She smiled again. “You would not be content. You are a great wizard, Aubrey, and you are destined to be with great men. It would not help you to have me at your side.”
“I love you,” he said helplessly. “It could not hurt me to have you near me for the rest of my life.”
“But Aubrey,” she said, “can you not see how it will hurt me?”
“But then do you not care for me at all?” he cried desperately. “I thought—it seemed—surely you feel some affection for me after all?”
“I think I must love you,” she said, her voice very low. “For I feel as if this parting will break my heart. And I did not think I had a heart.”

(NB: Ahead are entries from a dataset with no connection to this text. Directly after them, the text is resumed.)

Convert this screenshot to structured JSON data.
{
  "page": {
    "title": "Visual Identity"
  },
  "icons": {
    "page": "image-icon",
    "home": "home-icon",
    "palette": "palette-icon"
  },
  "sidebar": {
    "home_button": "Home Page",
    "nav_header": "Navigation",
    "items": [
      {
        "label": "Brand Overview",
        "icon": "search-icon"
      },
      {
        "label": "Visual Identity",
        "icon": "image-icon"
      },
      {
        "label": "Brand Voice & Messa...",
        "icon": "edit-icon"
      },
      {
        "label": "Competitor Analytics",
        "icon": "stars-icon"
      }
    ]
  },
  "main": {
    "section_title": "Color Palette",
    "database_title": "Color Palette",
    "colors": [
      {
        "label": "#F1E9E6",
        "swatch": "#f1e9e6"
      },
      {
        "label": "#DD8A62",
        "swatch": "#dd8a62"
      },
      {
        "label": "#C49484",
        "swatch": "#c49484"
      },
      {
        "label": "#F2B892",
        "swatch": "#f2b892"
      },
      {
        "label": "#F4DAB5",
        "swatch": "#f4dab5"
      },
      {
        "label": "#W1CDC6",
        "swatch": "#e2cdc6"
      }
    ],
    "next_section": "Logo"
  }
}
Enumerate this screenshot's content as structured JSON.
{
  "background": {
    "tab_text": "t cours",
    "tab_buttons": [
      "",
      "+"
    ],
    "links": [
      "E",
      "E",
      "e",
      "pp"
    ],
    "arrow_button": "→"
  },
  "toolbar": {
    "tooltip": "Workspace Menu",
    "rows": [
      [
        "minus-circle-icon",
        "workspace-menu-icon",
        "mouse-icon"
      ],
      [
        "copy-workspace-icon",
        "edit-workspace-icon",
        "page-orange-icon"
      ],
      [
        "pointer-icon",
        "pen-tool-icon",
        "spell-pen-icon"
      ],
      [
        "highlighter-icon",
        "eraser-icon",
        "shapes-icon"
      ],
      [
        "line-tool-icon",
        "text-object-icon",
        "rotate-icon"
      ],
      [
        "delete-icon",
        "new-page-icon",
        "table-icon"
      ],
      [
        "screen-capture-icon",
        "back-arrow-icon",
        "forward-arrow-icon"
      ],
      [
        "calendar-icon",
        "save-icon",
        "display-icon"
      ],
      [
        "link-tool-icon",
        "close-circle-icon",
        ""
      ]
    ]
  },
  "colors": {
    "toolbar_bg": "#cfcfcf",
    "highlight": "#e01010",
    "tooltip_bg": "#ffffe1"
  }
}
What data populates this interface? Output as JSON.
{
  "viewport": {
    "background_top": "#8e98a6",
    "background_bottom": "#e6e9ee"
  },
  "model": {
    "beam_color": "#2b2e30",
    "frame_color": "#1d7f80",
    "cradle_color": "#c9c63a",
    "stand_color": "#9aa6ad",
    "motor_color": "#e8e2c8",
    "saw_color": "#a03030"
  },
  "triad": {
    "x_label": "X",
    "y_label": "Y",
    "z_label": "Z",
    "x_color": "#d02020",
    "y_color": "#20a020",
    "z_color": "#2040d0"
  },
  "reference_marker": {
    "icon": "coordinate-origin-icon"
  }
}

He flung himself to the ground at her feet. “Then stay with me,” he begged. “A little while, stay with me. See what it is like to be a woman in love with a man. After that little while, I will ask you again, and then whatever you decide I will do.”
She looked down at him unflinchingly. “And then you will beg me again to stay just a little while, and again, and again, and soon I will forget to be anything except a woman and I will even be happy that that is what I am. But Aubrey, that is not what I want to be. I have been twisted out of my purpose, turned by black enchantment from my true shape, and I have been unhappier than you can imagine for three interminable years. There is a willow missing from the King's Grove where I was supposed to stand and make the forest complete. The world is out of kilter, just a little, because I am not where I should be. And I want to be there, Aubrey. I love you, but I do not love you enough.”
He dropped his head, and his shoulders seemed to draw in against his neck and make his whole body smaller. For a moment more he knelt before her, no longer pleading, but unable to climb again to his feet. She watched him, but did not touch him or speak again. At last, he looked up, then stood again, and on his face was the forlorn look of a man for whom all magic has faded.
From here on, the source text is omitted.